With two or three days left for the implementation phase of our own solution, I came up with this:
In order to support the user in detailed analysis, two more visualizations have been developed. These rely on traditional line graphs as they are known from similar tools. The final visualization look like the following screenshot, allowing the user to proceed as follows:
- The user selects the year he wants to work with. The program fetches the data from database and renders them.
- After selecting a year from the drop down menu, the user can select a single day for further analysis from the calendar. The current selection is shown in 2b, the selected cell is highlighted and the detailed visualizations will be shown.
- The UI presents a list of the top 10 problematic hosts on that day (permanent offline hosts are filtered!). He then can choose one of these hosts and will be presented with a line chart showing the long term development of the selected host.
- Selecting a specific day in the line chart selects this day, all visualizations will be updated according to the selection.
Does it represent the underlying phenomena?

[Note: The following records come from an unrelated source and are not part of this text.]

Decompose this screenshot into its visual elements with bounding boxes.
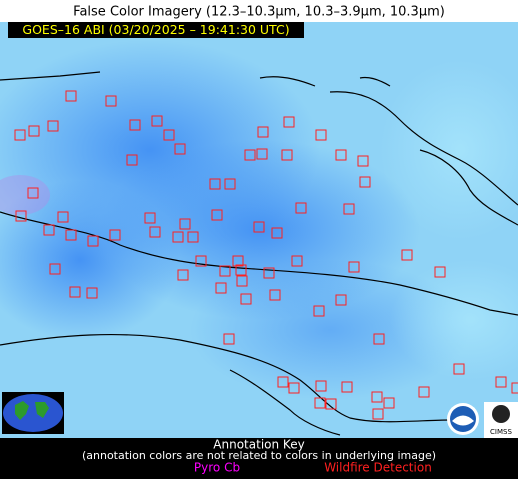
detection-box: [57, 211, 69, 223]
detection-box: [240, 293, 252, 305]
detection-box: [65, 229, 77, 241]
detection-box: [69, 286, 81, 298]
detection-box: [335, 294, 347, 306]
key-title: Annotation Key: [213, 438, 304, 452]
detection-box: [315, 380, 327, 392]
detection-box: [87, 235, 99, 247]
svg-text:CIMSS: CIMSS: [490, 428, 512, 436]
timestamp: GOES–16 ABI (03/20/2025 – 19:41:30 UTC): [22, 22, 289, 37]
timestamp-box: [8, 22, 304, 38]
detections: [14, 90, 518, 420]
detection-box: [105, 95, 117, 107]
detection-box: [343, 203, 355, 215]
detection-box: [335, 149, 347, 161]
key-panel: [0, 438, 518, 479]
detection-box: [359, 176, 371, 188]
detection-box: [271, 227, 283, 239]
detection-box: [144, 212, 156, 224]
key-item: Pyro Cb: [194, 461, 240, 475]
detection-box: [209, 178, 221, 190]
detection-box: [163, 129, 175, 141]
detection-box: [291, 255, 303, 267]
detection-box: [383, 397, 395, 409]
detection-box: [187, 231, 199, 243]
detection-box: [215, 282, 227, 294]
detection-box: [236, 275, 248, 287]
detection-box: [177, 269, 189, 281]
detection-box: [86, 287, 98, 299]
detection-box: [315, 129, 327, 141]
detection-box: [434, 266, 446, 278]
detection-box: [453, 363, 465, 375]
detection-box: [27, 187, 39, 199]
detection-box: [314, 397, 326, 409]
detection-box: [295, 202, 307, 214]
detection-box: [495, 376, 507, 388]
detection-box: [257, 126, 269, 138]
title-bar: [0, 0, 518, 22]
key-note: (annotation colors are not related to co…: [82, 449, 436, 462]
detection-box: [253, 221, 265, 233]
detection-box: [277, 376, 289, 388]
globe-logo: [2, 392, 64, 434]
detection-box: [223, 333, 235, 345]
coastline: [0, 71, 518, 436]
detection-box: [372, 408, 384, 420]
detection-box: [357, 155, 369, 167]
detection-box: [313, 305, 325, 317]
detection-box: [281, 149, 293, 161]
title: False Color Imagery (12.3–10.3µm, 10.3–3…: [73, 5, 445, 20]
noaa-logo: [447, 403, 479, 435]
detection-box: [14, 129, 26, 141]
detection-box: [341, 381, 353, 393]
detection-box: [511, 382, 518, 394]
detection-box: [195, 255, 207, 267]
detection-box: [348, 261, 360, 273]
detection-box: [269, 289, 281, 301]
key-item: Wildfire Detection: [324, 461, 432, 475]
detection-box: [151, 115, 163, 127]
detection-box: [65, 90, 77, 102]
detection-box: [235, 264, 247, 276]
detection-box: [325, 398, 337, 410]
detection-box: [401, 249, 413, 261]
detection-box: [43, 224, 55, 236]
detection-box: [232, 255, 244, 267]
detection-box: [263, 267, 275, 279]
detection-box: [373, 333, 385, 345]
detection-box: [244, 149, 256, 161]
detection-box: [211, 209, 223, 221]
detection-box: [149, 226, 161, 238]
detection-box: [224, 178, 236, 190]
detection-box: [256, 148, 268, 160]
detection-box: [109, 229, 121, 241]
detection-box: [15, 210, 27, 222]
detection-box: [47, 120, 59, 132]
detection-box: [283, 116, 295, 128]
detection-box: [179, 218, 191, 230]
detection-box: [172, 231, 184, 243]
detection-box: [418, 386, 430, 398]
detection-box: [49, 263, 61, 275]
detection-box: [28, 125, 40, 137]
detection-box: [371, 391, 383, 403]
cimss-logo: CIMSS: [484, 402, 518, 438]
detection-box: [288, 382, 300, 394]
detection-box: [129, 119, 141, 131]
detection-box: [219, 265, 231, 277]
detection-box: [126, 154, 138, 166]
detection-box: [174, 143, 186, 155]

In the operation of a network with a large number of computers recurring problems are very common. This may be seasonal effects, such as problems with cooling in the summer, or weekly / monthly conducted Patch Days. Various factors, such as network overload or unavailability of central servers (DNS, File Server, ...) can also lead to subsequent errors on the clients. The chosen visualisation for the annual overview supports the detection of recurring events significantly better than those in other software, that usually uses line charts, by the kind of arrangement and the chosen color scale. In contrast to this, line charts were used in the daily overview and in the visualization of the long-term development of a single host. Here the separation of individual services and the corresponding time dependent, detailed information is essential for a meaningful analysis by the user.
Does it help the user to understand the phenomena?
As already described, after the analysis of the underlying data we have identified a primary and a secondary user of the visualization. As a technical operator, the primary user knows the specific characteristics of the network and the associated hosts. On the global level the visualization allows him to quickly identify problematic time periods and his specific knowledge and the other two visualizations enable him to narrow down problems to individual hosts. The data obtained in this way can then be used to investigate a single day more accurately and to recognize coherences at the host level. Based on these findings the network operator may perform improvements to the network. The chosen workflow from a global perspective to a local one thus provides an intuitive way of exploring the given data and locating problems. For the secondary user, only the first visualization may be relevant, because of his lack of technical insight. However, it may be extremely helpful in the planning of human resources if the network is subject to seasonal fluctuations.